The occupied territories are our tragedy today, but the country is independent, sovereign, and firmly on the path of development! This is our victory! The victory is also that despite the conflicts and war, we continue on our way to Europe, the way to building democracy!
There comes a time when memory must become history or eternity. This is how the history of our country was written and will be written in the future. Mourning also has its time. Perhaps the time has come to end mourning as our country has remained victorious after these 70 years of occupation. We believe that we will achieve our goal — the unification and unification of the country.
February 25 should become a day to remember how truth and dignity prevail, how a small nation can emerge victorious from wrestling with a great empire, how a country can shape its future based on its traditions and identity and achieve results that were unimaginable even 30 years ago — Europe Associated Membership and NATO Partnership.
I would like to share one of my thoughts on this day and present it to you. By establishing a memorial complex, let us honor those who fought for the independence and freedom of our country during these 100 years. To create a memorial that reflects the history of this ongoing struggle, its pages, the merits of its heroes — everyone: 1921 fighters, insurgents, repressed people, World War II veterans, 1956 students, April 9 victims, Abkhazians, and And those who died in the 2008 war — all those who fought for a united, independent, free Georgia.

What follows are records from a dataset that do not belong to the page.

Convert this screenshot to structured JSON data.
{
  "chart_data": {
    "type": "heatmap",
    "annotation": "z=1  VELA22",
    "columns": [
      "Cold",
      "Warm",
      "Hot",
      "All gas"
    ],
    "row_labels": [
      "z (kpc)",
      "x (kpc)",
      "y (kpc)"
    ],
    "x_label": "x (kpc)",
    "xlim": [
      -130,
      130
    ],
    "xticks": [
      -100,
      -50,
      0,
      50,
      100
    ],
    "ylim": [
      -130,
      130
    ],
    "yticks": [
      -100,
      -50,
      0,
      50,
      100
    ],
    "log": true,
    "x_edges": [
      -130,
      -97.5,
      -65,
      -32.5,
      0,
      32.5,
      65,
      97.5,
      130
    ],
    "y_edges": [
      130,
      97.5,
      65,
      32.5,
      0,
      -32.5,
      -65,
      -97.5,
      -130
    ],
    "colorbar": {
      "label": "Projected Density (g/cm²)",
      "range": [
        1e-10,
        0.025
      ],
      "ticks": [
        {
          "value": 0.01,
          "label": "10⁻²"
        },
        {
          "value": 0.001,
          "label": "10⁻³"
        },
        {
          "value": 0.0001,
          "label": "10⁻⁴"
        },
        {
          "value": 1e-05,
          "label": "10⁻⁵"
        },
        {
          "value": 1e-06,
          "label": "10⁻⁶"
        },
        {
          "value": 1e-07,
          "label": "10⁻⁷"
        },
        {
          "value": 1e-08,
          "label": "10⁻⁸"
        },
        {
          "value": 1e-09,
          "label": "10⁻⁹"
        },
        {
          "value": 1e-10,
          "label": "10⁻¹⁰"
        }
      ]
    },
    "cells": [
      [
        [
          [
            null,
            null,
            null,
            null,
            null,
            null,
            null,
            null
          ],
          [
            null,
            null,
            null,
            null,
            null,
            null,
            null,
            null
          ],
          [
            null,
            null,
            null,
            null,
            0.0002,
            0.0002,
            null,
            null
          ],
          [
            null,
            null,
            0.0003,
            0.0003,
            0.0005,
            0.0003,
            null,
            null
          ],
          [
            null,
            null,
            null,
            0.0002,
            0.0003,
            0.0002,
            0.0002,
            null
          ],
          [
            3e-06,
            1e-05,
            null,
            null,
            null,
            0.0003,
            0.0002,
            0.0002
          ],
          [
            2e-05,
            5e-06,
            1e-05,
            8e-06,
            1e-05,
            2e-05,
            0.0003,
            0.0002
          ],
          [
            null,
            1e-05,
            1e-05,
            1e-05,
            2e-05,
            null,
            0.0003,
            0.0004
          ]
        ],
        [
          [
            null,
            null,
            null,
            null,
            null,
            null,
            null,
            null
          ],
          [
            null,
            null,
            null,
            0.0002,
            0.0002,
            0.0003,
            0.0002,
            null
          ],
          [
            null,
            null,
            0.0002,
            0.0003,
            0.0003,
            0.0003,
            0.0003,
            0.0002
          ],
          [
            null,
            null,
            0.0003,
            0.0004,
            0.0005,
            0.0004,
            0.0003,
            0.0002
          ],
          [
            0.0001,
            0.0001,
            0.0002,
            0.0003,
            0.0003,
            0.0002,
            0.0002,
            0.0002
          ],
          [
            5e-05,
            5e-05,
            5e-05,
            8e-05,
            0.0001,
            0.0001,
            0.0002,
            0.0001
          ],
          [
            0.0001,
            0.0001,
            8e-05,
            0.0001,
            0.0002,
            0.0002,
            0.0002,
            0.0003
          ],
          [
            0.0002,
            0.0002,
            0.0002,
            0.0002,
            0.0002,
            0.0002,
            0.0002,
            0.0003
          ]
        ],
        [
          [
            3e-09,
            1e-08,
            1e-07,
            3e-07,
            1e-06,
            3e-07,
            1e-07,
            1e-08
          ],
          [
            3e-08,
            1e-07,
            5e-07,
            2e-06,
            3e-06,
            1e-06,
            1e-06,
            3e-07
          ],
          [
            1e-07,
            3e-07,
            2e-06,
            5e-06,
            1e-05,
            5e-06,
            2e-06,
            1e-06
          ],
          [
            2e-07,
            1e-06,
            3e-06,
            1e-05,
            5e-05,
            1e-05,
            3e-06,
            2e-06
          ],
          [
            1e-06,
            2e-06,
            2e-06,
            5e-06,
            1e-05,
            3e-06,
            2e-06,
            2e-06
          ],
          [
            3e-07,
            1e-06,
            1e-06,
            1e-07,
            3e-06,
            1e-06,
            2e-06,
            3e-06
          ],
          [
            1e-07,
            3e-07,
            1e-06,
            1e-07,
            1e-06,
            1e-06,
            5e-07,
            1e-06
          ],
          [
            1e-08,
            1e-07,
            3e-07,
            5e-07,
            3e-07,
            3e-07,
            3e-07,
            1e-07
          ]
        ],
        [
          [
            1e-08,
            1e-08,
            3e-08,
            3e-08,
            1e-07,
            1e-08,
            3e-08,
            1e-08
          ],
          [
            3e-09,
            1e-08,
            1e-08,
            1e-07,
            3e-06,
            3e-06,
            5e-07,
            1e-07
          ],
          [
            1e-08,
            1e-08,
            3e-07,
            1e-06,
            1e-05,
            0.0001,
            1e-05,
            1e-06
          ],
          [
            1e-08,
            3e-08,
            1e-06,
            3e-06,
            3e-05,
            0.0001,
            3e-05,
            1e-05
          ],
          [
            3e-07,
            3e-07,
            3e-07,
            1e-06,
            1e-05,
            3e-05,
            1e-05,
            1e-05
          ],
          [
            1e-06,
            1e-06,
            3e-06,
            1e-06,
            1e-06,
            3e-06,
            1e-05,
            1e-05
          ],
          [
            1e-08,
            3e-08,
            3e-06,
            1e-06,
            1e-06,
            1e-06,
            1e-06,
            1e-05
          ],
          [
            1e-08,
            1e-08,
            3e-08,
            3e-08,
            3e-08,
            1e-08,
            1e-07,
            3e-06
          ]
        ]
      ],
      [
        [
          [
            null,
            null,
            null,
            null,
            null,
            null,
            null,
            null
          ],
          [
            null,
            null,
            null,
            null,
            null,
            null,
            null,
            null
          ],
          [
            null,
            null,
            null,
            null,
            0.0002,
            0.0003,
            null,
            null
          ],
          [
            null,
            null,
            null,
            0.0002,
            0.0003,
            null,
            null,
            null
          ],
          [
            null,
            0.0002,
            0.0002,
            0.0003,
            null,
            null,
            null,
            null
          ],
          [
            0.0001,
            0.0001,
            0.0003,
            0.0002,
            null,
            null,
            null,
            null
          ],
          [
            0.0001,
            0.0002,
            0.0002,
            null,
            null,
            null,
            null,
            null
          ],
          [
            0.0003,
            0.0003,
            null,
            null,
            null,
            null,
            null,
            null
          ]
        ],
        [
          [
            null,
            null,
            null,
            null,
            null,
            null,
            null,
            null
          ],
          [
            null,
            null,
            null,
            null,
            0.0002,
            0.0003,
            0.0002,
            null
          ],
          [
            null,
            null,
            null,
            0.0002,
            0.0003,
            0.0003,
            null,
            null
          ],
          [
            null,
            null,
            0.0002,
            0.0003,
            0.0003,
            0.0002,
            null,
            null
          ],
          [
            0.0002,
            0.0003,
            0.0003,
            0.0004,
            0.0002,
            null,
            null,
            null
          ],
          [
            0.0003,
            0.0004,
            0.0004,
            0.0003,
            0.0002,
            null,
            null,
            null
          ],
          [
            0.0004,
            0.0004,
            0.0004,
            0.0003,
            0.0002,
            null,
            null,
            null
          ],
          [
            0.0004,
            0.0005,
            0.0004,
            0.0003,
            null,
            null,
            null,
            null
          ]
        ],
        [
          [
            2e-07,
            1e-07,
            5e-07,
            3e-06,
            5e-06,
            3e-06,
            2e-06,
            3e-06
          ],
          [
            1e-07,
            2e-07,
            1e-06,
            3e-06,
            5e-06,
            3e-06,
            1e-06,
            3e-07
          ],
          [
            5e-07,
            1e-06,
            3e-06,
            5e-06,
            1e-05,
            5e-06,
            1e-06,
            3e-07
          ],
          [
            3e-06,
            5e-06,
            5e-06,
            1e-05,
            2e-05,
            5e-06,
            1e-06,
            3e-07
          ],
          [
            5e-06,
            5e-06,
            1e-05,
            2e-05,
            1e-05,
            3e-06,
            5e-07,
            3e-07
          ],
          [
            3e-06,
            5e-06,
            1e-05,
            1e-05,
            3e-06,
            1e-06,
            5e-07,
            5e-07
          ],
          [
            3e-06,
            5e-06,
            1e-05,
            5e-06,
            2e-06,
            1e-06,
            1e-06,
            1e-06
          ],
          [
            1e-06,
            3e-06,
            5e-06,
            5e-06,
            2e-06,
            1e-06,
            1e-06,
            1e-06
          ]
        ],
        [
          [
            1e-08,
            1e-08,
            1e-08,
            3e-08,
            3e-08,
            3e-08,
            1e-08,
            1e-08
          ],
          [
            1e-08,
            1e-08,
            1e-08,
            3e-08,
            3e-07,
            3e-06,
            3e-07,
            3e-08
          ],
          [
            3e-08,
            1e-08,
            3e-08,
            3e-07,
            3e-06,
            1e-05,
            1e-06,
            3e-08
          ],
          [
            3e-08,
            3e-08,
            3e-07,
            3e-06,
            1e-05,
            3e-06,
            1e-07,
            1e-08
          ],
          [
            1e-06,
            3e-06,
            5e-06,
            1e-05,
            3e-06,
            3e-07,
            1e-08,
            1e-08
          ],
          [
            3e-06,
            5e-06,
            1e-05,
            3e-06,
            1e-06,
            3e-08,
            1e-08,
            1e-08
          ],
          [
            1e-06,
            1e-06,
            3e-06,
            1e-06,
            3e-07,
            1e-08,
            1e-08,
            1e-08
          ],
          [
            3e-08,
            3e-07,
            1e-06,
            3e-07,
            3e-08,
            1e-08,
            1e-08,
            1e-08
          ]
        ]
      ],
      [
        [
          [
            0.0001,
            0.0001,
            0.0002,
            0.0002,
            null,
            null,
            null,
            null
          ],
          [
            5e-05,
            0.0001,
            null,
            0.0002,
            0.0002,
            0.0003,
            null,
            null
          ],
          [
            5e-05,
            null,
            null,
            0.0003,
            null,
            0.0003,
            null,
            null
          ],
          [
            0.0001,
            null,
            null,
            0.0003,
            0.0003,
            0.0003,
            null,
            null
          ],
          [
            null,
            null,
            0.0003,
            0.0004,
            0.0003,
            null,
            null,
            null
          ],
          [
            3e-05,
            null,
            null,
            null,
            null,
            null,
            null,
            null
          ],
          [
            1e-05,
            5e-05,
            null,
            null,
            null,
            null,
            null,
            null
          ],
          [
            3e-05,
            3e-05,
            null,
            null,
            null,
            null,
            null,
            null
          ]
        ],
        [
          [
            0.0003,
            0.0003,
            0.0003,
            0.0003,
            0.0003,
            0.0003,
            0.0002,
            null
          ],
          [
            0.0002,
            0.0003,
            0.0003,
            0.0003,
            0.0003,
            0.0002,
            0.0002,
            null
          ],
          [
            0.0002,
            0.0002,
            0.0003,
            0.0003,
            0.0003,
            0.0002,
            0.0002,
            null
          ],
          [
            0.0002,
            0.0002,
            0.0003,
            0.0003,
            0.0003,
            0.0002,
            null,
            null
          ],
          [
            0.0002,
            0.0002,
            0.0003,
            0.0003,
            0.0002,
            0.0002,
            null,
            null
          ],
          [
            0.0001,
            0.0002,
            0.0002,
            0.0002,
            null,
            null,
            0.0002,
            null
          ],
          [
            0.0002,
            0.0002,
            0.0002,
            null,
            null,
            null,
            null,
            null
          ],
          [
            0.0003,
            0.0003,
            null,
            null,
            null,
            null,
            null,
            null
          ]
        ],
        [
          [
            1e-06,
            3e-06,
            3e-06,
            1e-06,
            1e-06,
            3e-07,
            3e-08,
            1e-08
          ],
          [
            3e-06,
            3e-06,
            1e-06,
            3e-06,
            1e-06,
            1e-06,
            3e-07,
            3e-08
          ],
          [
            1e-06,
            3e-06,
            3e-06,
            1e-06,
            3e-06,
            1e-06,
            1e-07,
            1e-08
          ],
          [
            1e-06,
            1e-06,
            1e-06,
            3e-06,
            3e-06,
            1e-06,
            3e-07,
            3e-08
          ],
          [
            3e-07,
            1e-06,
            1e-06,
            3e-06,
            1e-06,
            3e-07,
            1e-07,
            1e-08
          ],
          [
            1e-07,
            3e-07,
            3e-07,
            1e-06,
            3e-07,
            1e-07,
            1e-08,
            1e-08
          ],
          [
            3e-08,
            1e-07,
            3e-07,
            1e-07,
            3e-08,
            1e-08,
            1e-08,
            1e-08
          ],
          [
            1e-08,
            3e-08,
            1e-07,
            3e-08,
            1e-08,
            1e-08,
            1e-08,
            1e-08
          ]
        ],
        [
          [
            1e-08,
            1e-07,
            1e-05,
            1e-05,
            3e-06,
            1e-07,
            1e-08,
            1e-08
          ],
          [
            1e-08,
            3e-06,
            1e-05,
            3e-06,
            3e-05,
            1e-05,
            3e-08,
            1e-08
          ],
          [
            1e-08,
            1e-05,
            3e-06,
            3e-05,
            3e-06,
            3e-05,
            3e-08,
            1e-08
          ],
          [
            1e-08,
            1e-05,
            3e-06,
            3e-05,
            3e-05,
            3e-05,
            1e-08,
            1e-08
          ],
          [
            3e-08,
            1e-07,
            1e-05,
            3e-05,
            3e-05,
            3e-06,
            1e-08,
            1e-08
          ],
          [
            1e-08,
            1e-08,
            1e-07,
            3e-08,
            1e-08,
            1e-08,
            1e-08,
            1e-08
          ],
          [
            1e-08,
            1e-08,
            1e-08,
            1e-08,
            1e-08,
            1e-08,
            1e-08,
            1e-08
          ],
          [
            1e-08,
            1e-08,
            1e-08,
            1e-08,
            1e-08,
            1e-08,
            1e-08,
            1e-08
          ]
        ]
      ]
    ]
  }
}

Such a memorial, divided into so many pages of our history, at the same time, will allow the younger generations to learn and understand our history, and will inform foreign guests about the relentless struggle of Georgia for freedom. Heroes united and killed for the love of the homeland can even serve as an example of reconciliation!
The President of Georgia Salome Zurabishvili laid a wreath at the cadets’ memorial in Kojori and paid tribute to the heroes who died in the fight for Georgia’s independence, «the statement said.